Dr. Kozimor-King says, “I think, after looking at the research on the Net Generation, there’s still going to be value in the component of face-to-face interactions. They want relationships with others. They have a very strong desire for relationships. …While we have more and more online courses, students still appreciate the time that the faculty takes to meet with them. There’s something about that face-to-face interaction that I think is still vital. So, I think we will use technology, but we will guard it and become more aware of the harm of the technological world. As the technology becomes more of a given, we’re also going to evaluate it and critically examine the impact of that technology on our lives.”
Dr. Kline predicts more personal interactions as well as the idea that carrying around a smartphone will become obsolete. “I think that social media is going to have to connect people on a much more personal level than just sending information between profiles. In order for me to become a real friend with that person in that profile, I’m going to have to connect on a more visual and personal level. If technology has shown anything, it’s that it’s going to try to approximate our human interactions more closely.”
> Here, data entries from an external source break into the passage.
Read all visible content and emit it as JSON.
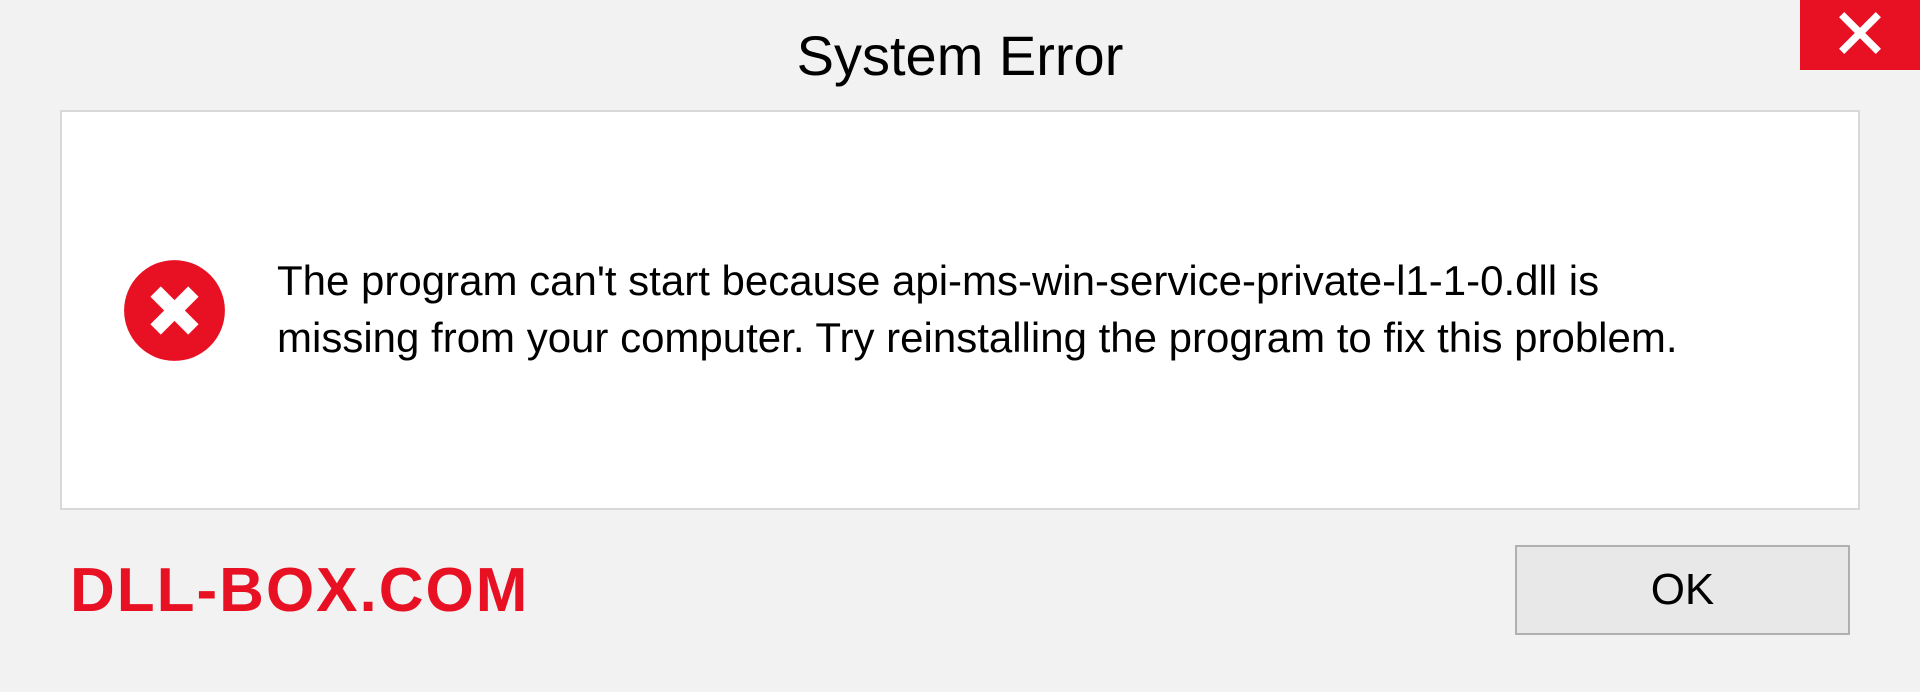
{
  "dialog": {
    "title": "System Error",
    "message": "The program can't start because api-ms-win-service-private-l1-1-0.dll is missing from your computer. Try reinstalling the program to fix this problem.",
    "ok_label": "OK"
  },
  "watermark": "DLL-BOX.COM",
  "colors": {
    "accent_red": "#e81123",
    "panel_bg": "#ffffff",
    "body_bg": "#f2f2f2"
  }
}
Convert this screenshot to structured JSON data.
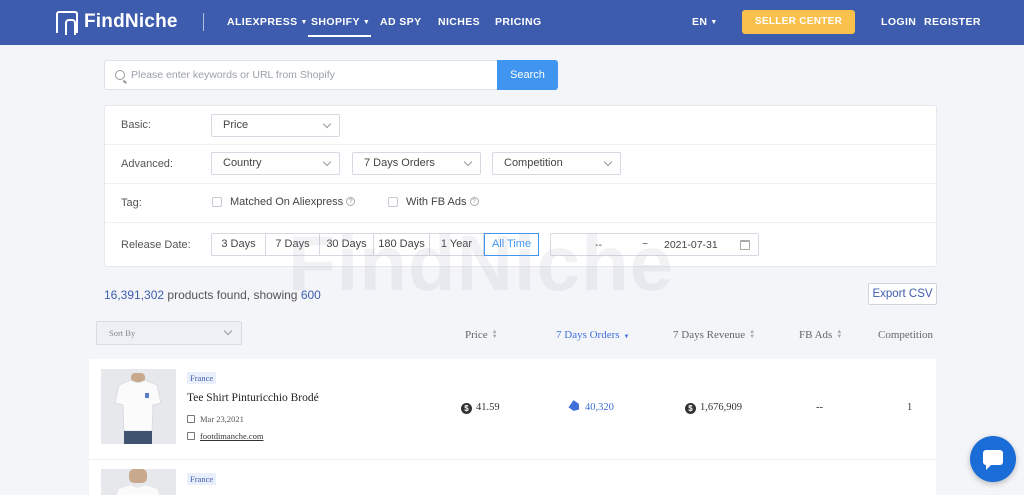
{
  "header": {
    "brand": "FindNiche",
    "nav": [
      {
        "label": "ALIEXPRESS",
        "has_caret": true
      },
      {
        "label": "SHOPIFY",
        "has_caret": true,
        "active": true
      },
      {
        "label": "AD SPY"
      },
      {
        "label": "NICHES"
      },
      {
        "label": "PRICING"
      }
    ],
    "language": "EN",
    "seller_center": "SELLER CENTER",
    "login": "LOGIN",
    "register": "REGISTER"
  },
  "search": {
    "placeholder": "Please enter keywords or URL from Shopify",
    "button": "Search"
  },
  "filters": {
    "basic_label": "Basic:",
    "price_dropdown": "Price",
    "advanced_label": "Advanced:",
    "country_dropdown": "Country",
    "orders_dropdown": "7 Days Orders",
    "competition_dropdown": "Competition",
    "tag_label": "Tag:",
    "matched_aliexpress": "Matched On Aliexpress",
    "with_fb_ads": "With FB Ads",
    "release_label": "Release Date:",
    "release_options": [
      "3 Days",
      "7 Days",
      "30 Days",
      "180 Days",
      "1 Year",
      "All Time"
    ],
    "release_active": "All Time",
    "date_from": "--",
    "date_sep": "~",
    "date_to": "2021-07-31"
  },
  "watermark": "FindNiche",
  "results": {
    "total": "16,391,302",
    "middle": " products found, showing ",
    "showing": "600",
    "export": "Export CSV"
  },
  "table": {
    "sort_by": "Sort By",
    "columns": {
      "price": "Price",
      "orders": "7 Days Orders",
      "revenue": "7 Days Revenue",
      "fb_ads": "FB Ads",
      "competition": "Competition"
    },
    "rows": [
      {
        "country": "France",
        "title": "Tee Shirt Pinturicchio Brodé",
        "date": "Mar 23,2021",
        "store": "footdimanche.com",
        "price": "41.59",
        "orders": "40,320",
        "revenue": "1,676,909",
        "fb_ads": "--",
        "competition": "1"
      },
      {
        "country": "France"
      }
    ]
  },
  "colors": {
    "header_bg": "#3d5cad",
    "accent_blue": "#3f95f0",
    "seller_yellow": "#f9c04b"
  }
}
He continues, “Look at any smartphone. Yeah, it’s sleek with all these nice features, but it’s still not that much different than the corded phone of 20 years ago. The idea that the phone in the future will be a chip in your body is not all that wacky. If all your data were in a chip, and then you just had a device that accessed it, I know a lot of teenagers that would sign up for that. They wouldn’t have to be worried about losing their phone because it would be in a chip embedded in their shoulder somewhere. They could pick up any device that can be lying all over the country and just punch in their keyword and access their information. If you see the way they are always carrying their smartphones around already, wearable technology is the next transition to that, and an embedded chip the next. This younger generation is not going to think anything of it because the procedure would hurt less than getting some weird place pierced.”
You Might Not Be Normal
Everyone does it, and if you don’t, you’re clearly not normal. If you’re not already texting, tweeting, smart-phone obsessing, updating your status or making Facebook friends, then you better start or you’re going to be left behind to wallow in your face-to-face conversations and real-life relationships.
“How do we define normal behavior?” asks Dr. Manza. “Well, that depends on the generation you ask. If the current state of affairs suggests that what is online is normal, and if the majority of people buy into it, then that’s normal. And if you’re not buying into that, then you’re not considered normal.”